Money is not the only resource provided by VCs; expert mentoring and advice are also extremely valuable. VCs typically have a large network of contacts, which can lead to new hires, profitable alliances, and more customers, among other advantages. When bootstrapping, you must rely on your personal contacts and network, which can be limited at times. There are various instances where a single email, phone call, or meeting with a VC contact sparks a new idea, guidance, or even a sale, resulting in the startup being a success.
Less personal risk
Be it VC funding or bootstrapping, both carry a significant risk of losing all the invested capital. In the case of bootstrapping, failure means losing all your savings or the funds raised through crowdfunds. This risk diminishes if you go the VC route as VCs’ equity stakes carry the major risk.
Are bootstrappers challenging status quo?

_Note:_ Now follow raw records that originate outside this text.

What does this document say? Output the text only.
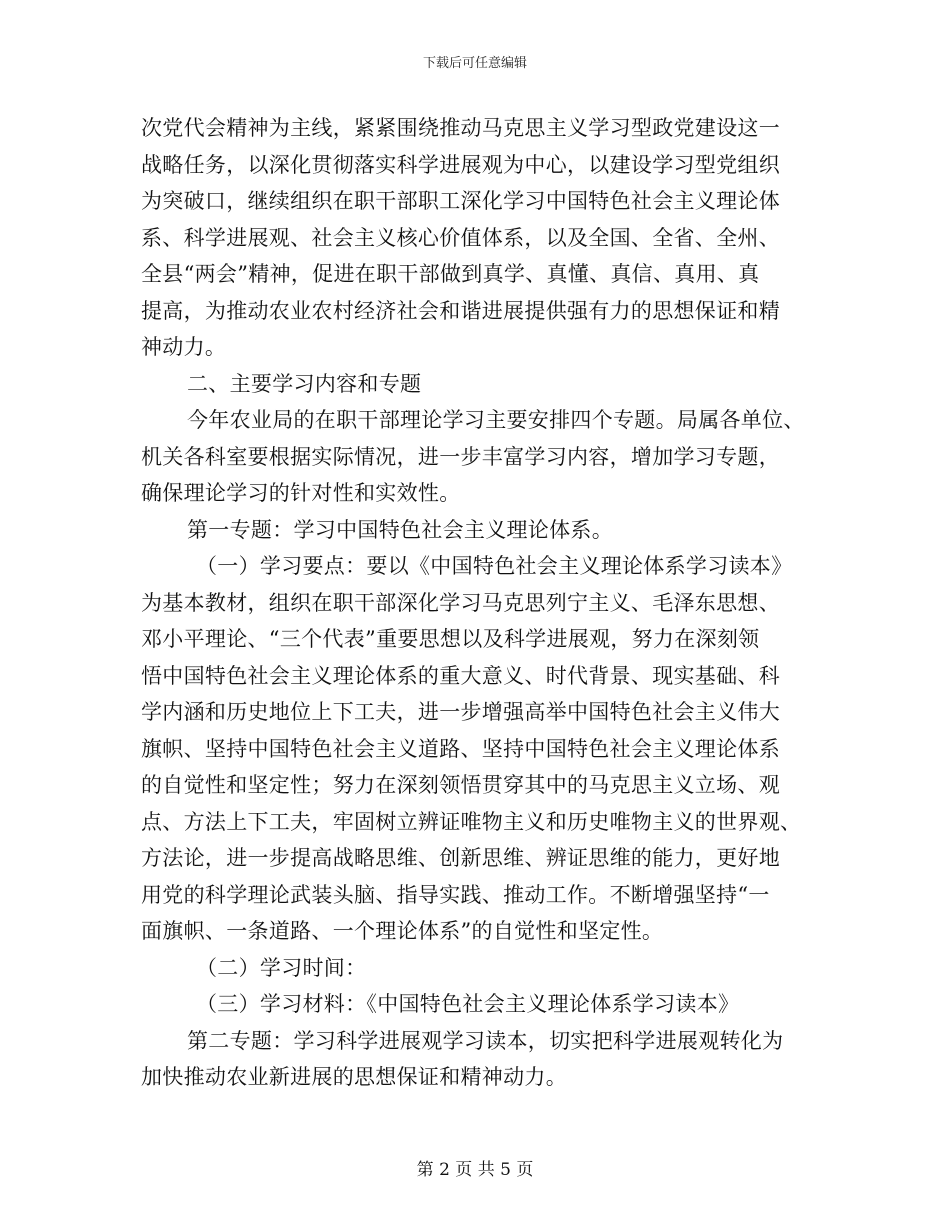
下载后可任意编辑
次党代会精神为主线，紧紧围绕推动马克思主义学习型政党建设这一
战略任务，以深化贯彻落实科学进展观为中心，以建设学习型党组织
为突破口，继续组织在职干部职工深化学习中国特色社会主义理论体
系、科学进展观、社会主义核心价值体系，以及全国、全省、全州、
全县“两会”精神，促进在职干部做到真学、真懂、真信、真用、真
提高，为推动农业农村经济社会和谐进展提供强有力的思想保证和精
神动力。
二、主要学习内容和专题
今年农业局的在职干部理论学习主要安排四个专题。局属各单位、
机关各科室要根据实际情况，进一步丰富学习内容，增加学习专题，
确保理论学习的针对性和实效性。
第一专题：学习中国特色社会主义理论体系。
（一）学习要点：要以《中国特色社会主义理论体系学习读本》
为基本教材，组织在职干部深化学习马克思列宁主义、毛泽东思想、
邓小平理论、“三个代表”重要思想以及科学进展观，努力在深刻领
悟中国特色社会主义理论体系的重大意义、时代背景、现实基础、科
学内涵和历史地位上下工夫，进一步增强高举中国特色社会主义伟大
旗帜、坚持中国特色社会主义道路、坚持中国特色社会主义理论体系
的自觉性和坚定性；努力在深刻领悟贯穿其中的马克思主义立场、观
点、方法上下工夫，牢固树立辨证唯物主义和历史唯物主义的世界观、
方法论，进一步提高战略思维、创新思维、辨证思维的能力，更好地
用党的科学理论武装头脑、指导实践、推动工作。不断增强坚持“一
面旗帜、一条道路、一个理论体系”的自觉性和坚定性。
（二）学习时间：
（三）学习材料：《中国特色社会主义理论体系学习读本》
第二专题：学习科学进展观学习读本，切实把科学进展观转化为
加快推动农业新进展的思想保证和精神动力。
第 2 页 共 5 页
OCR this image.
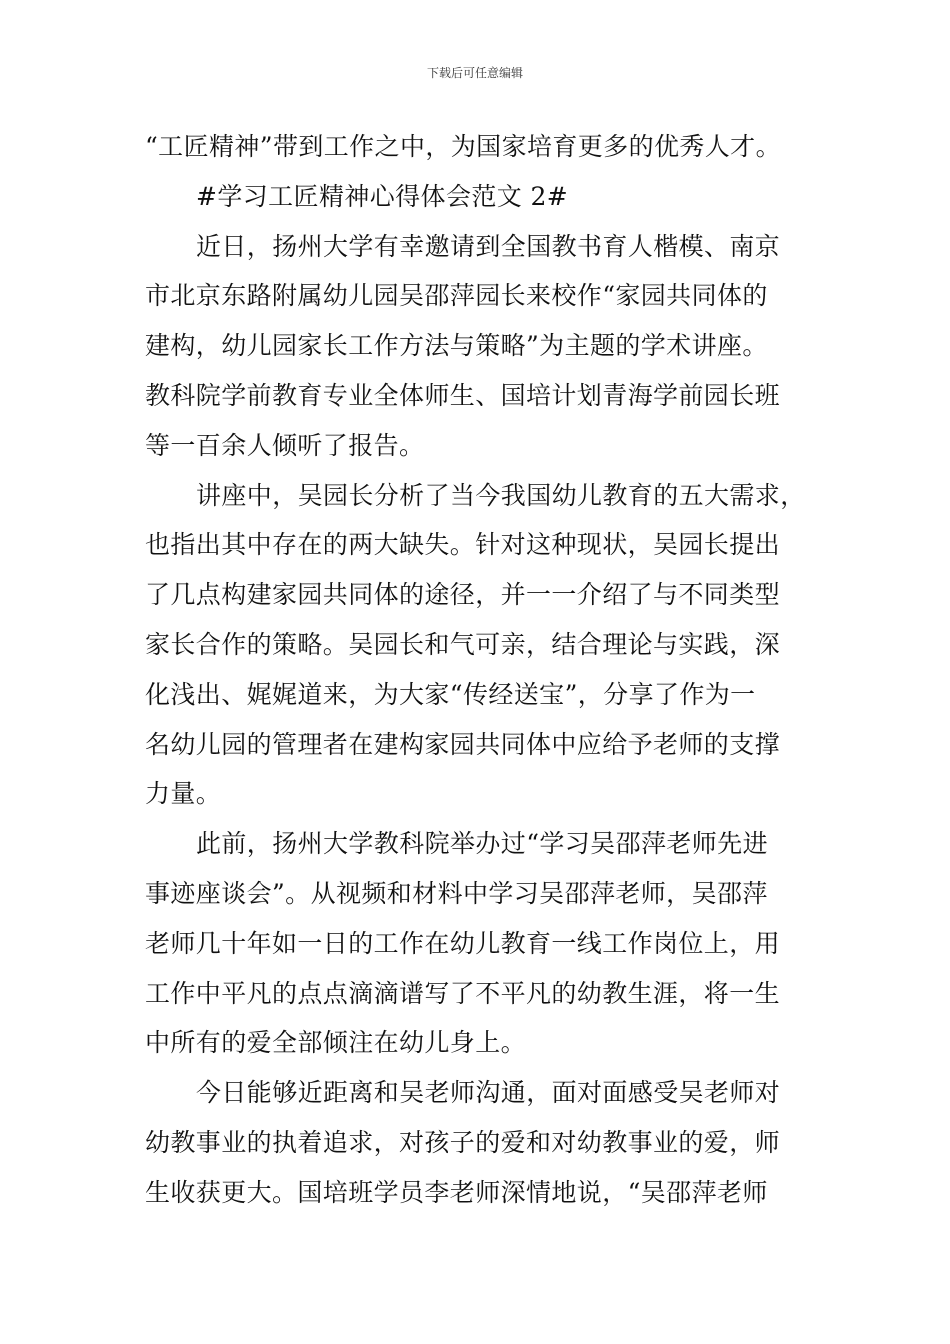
下载后可任意编辑

“工匠精神”带到工作之中，为国家培育更多的优秀人才。

#学习工匠精神心得体会范文 2#

近日，扬州大学有幸邀请到全国教书育人楷模、南京
市北京东路附属幼儿园吴邵萍园长来校作“家园共同体的
建构，幼儿园家长工作方法与策略”为主题的学术讲座。
教科院学前教育专业全体师生、国培计划青海学前园长班
等一百余人倾听了报告。

讲座中，吴园长分析了当今我国幼儿教育的五大需求，
也指出其中存在的两大缺失。针对这种现状，吴园长提出
了几点构建家园共同体的途径，并一一介绍了与不同类型
家长合作的策略。吴园长和气可亲，结合理论与实践，深
化浅出、娓娓道来，为大家“传经送宝”，分享了作为一
名幼儿园的管理者在建构家园共同体中应给予老师的支撑
力量。

此前，扬州大学教科院举办过“学习吴邵萍老师先进
事迹座谈会”。从视频和材料中学习吴邵萍老师，吴邵萍
老师几十年如一日的工作在幼儿教育一线工作岗位上，用
工作中平凡的点点滴滴谱写了不平凡的幼教生涯，将一生
中所有的爱全部倾注在幼儿身上。

今日能够近距离和吴老师沟通，面对面感受吴老师对
幼教事业的执着追求，对孩子的爱和对幼教事业的爱，师
生收获更大。国培班学员李老师深情地说，“吴邵萍老师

Whether it’s bootstrapping or VC funding, they are just two different methods of financing a startup. Understanding that venture capitalists are financial enablers for business ideas that require quick scalability to grab market share as soon as possible, whereas bootstrapping is a steady and more controlled way of making things happen to build a business.
We see there is certainly a shift in focus from unbridled growth to stable fundamentals of the start-up growth, indicating that bootstrappers are out there working on their next big idea.
(Disclaimer: The views and opinions expressed in this article are those of the author and do not necessarily reflect the views of YourStory.)